Now, don’t get me wrong. I’m a fan of the books in Viz’s Signature line and an admirer of the imprint in general. I honestly can’t think of one I don’t at least enjoy. That said I do question the wisdom of unleashing quite this much product on the market at once. In addition to the aforementioned volume of Real, there’s the fifth volume of Naoki Urasawa’s 20th Century Boys, the fifth omnibus installment of Inoue’s Vagabond, and both volumes of Inio (solanin) Asano’s What a Wonderful World! That’s $71.95 worth of comics, retail before taxes. It’s a lot. But perhaps strong sales of books like the first volume of Rumiko Takahashi’s RIN-NE (which arrives Wednesday) will help carry Viz’s less commercial titles. And RIN-NE is a lot of fun, as you would expect from Takahashi. Kate Dacey has an enthsuiastic review of the first volume at The Manga Critic, and you can sample the title at The RumicWorld.

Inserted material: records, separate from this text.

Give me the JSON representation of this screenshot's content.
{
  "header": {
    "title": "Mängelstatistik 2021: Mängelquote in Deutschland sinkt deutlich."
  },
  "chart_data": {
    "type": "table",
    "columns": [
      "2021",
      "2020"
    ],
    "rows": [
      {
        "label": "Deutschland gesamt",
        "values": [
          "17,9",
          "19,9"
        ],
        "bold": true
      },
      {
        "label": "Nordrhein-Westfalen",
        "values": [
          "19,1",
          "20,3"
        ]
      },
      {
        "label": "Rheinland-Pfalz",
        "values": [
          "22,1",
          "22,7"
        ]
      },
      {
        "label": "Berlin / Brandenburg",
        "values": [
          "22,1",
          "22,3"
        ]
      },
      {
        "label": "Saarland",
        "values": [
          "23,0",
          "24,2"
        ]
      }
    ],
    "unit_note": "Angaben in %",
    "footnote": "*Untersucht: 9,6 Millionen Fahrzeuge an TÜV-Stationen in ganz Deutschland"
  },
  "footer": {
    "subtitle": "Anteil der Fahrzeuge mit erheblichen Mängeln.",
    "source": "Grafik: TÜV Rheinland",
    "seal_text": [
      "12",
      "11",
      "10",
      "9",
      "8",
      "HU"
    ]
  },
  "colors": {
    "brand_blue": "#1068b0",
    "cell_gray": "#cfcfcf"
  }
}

Noted just for the novelty of it, Del Rey launches its floppy comics line this week with The Talisman: The Road of Trials, based on a Stephen King/Peter Straub property, written by Robin Furth and illustrated by Tony Shasteen. Del Rey Comics doesn’t seem to have a web site yet, but you can see a preview at Entertainment Weekly’s site.
The New York Times ran a Reuters story pondering the potential international appeal of Tove Jansson’s Moomin properties without ever mentioning the fact that Drawn & Quarterly has been releasing beautiful hardcover collections of Jansson’s comic strips for a few years now. Whether Reuters notices or not, Drawn & Quarterly continues to earn excellent karma by releasing Jansson’s The Book About Moomin, Mymble and Little My. (Scroll down on to the bottom of this page for more details and a preview.)
I enjoyed the first issue of Jeff Parker and Steve Lieber’s Underground (Image), a five-part mini-series about socioeconomic machinations and spelunking peril in a mountain town in Kentucky. I fully expect to enjoy the second issue as well.
I also enjoyed the first volume of Svetlana Chmakova’s Nightschool (Yen Press), collected after serialization in Yen Plus. It’s a complicated supernatural adventure about various factions of night creatures and the humans who oppose them. It’s got terrific art and a promisingly chunky plot. The second volume arrives Wednesday.